De los últimos rayos de sol a la noche cerrada. Cuatro fases de un crepúsculo de un verano ya bien avanzado, cuando los bosques se llenan de voces broncas, ásperas y poco adornadas. La mayoría de las aves forestales ya han terminado de criar, y lo que merodea entre los árboles son volantones inexpertos, de voz destemplada, incapaces de entonar las melodías con que sus padres delimitaron hasta hace unas semanas los territorios de cría. Hacia las nueve de la tarde, con pocas excepciones- algún arranque de un zorzal, común, siempre melódico- por el bosque sólo corren silbidos y reclamos regañantes de carboneros, petirrojos y pinzones vulgares; además de los gritos, siempre ásperos, de los córvidos, cornejas y arrendajos.

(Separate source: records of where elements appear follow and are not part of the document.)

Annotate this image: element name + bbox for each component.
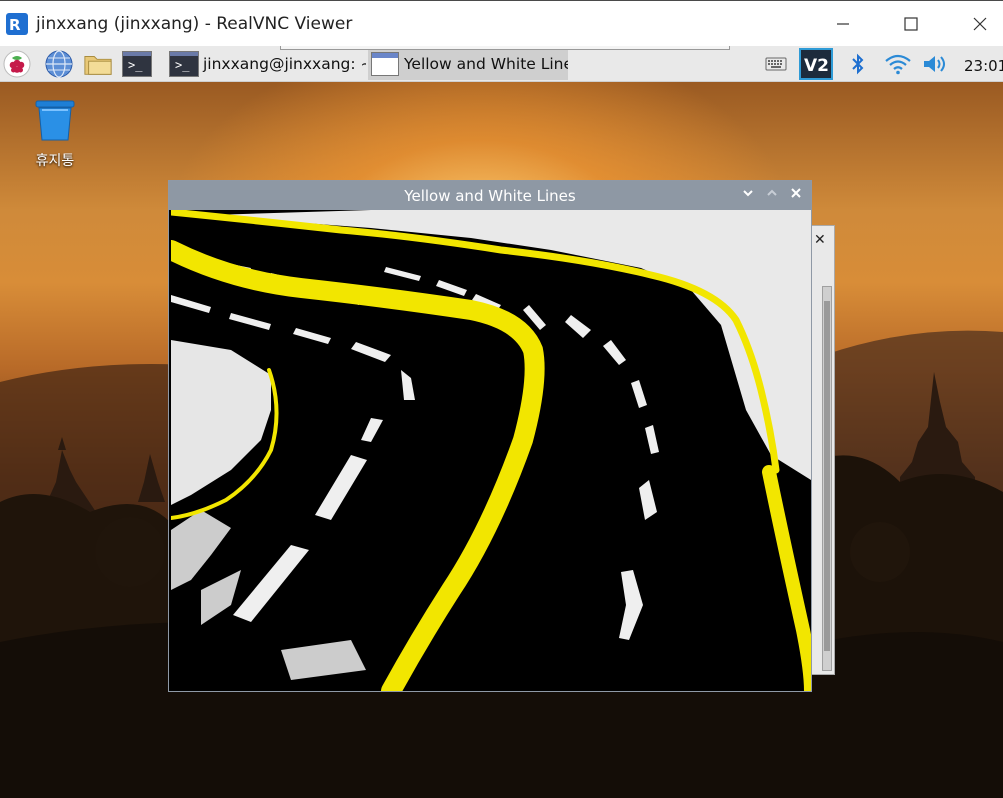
- task-label: jinxxang@jinxxang: ~...: [203, 55, 366, 73]
- keyboard-icon[interactable]: [763, 49, 789, 79]
- volume-icon[interactable]: [920, 49, 950, 79]
- file-manager-icon[interactable]: [83, 49, 113, 79]
- taskbar: >_ >_ jinxxang@jinxxang: ~... Yellow and…: [0, 46, 1003, 82]
- svg-text:V2: V2: [804, 56, 829, 76]
- wifi-icon[interactable]: [883, 49, 913, 79]
- scrollbar-thumb[interactable]: [824, 301, 830, 651]
- vnc-titlebar: R jinxxang (jinxxang) - RealVNC Viewer: [0, 0, 1003, 46]
- vnc-server-icon[interactable]: V2: [798, 48, 834, 80]
- terminal-icon[interactable]: >_: [122, 49, 152, 79]
- trash-label: 휴지통: [35, 153, 75, 169]
- raspberry-menu-icon[interactable]: [2, 49, 32, 79]
- close-icon: [791, 188, 801, 198]
- window-icon: [371, 52, 399, 76]
- window-titlebar[interactable]: Yellow and White Lines: [169, 181, 811, 210]
- window-title: Yellow and White Lines: [404, 187, 576, 205]
- close-icon: [973, 17, 987, 31]
- close-button[interactable]: [788, 187, 804, 203]
- trash-icon: [35, 100, 75, 141]
- yellow-white-lines-window[interactable]: Yellow and White Lines: [168, 180, 812, 692]
- minimize-button[interactable]: [820, 9, 866, 39]
- terminal-icon: >_: [169, 51, 199, 77]
- web-browser-icon[interactable]: [44, 49, 74, 79]
- taskbar-clock[interactable]: 23:01: [964, 57, 1003, 75]
- background-window[interactable]: ✕: [808, 225, 835, 675]
- vnc-window-title: jinxxang (jinxxang) - RealVNC Viewer: [36, 14, 353, 34]
- realvnc-logo-icon: R: [6, 13, 28, 35]
- desktop: 휴지통 ✕ Yellow and White Lines: [0, 82, 1003, 798]
- minimize-icon: [837, 23, 849, 25]
- minimize-button[interactable]: [740, 187, 756, 203]
- maximize-icon: [904, 17, 918, 31]
- trash-desktop-item[interactable]: 휴지통: [30, 98, 80, 170]
- taskbar-task-terminal[interactable]: >_ jinxxang@jinxxang: ~...: [166, 48, 366, 80]
- task-label: Yellow and White Lines: [404, 55, 568, 73]
- taskbar-popup-edge: [280, 46, 730, 50]
- svg-text:R: R: [9, 16, 21, 34]
- lane-detection-image: [171, 210, 811, 691]
- lane-mask-render: [171, 210, 811, 691]
- close-button[interactable]: [957, 9, 1003, 39]
- close-icon[interactable]: ✕: [814, 232, 826, 248]
- chevron-down-icon: [743, 190, 753, 197]
- taskbar-task-yellow-white-lines[interactable]: Yellow and White Lines: [368, 48, 568, 80]
- chevron-up-icon: [767, 189, 777, 196]
- maximize-button[interactable]: [888, 9, 934, 39]
- bluetooth-icon[interactable]: [846, 49, 870, 79]
- scrollbar[interactable]: [822, 286, 832, 671]
- maximize-button[interactable]: [764, 187, 780, 203]
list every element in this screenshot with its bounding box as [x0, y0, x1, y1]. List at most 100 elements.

Una hora más tarde, hacia las diez, con las sombras comienza la jornada para una familia de cárabos. Un par de pollos ya volantones silban y gimen hambrientos, mientras cerca de ellos uno de los adultos ulula. Mala señal: por el momento no hay comida. Lejos, en algún claro del bosque, vuela en círculos un chotacabras gris, ave de la noche.
Hacia las diez y media el cielo aún clarea por el oeste, pero el bosque es una sombra envuelta en silencio. Roto por unos ladridos broncos. Los corzos, a contracorriente, andan encelados.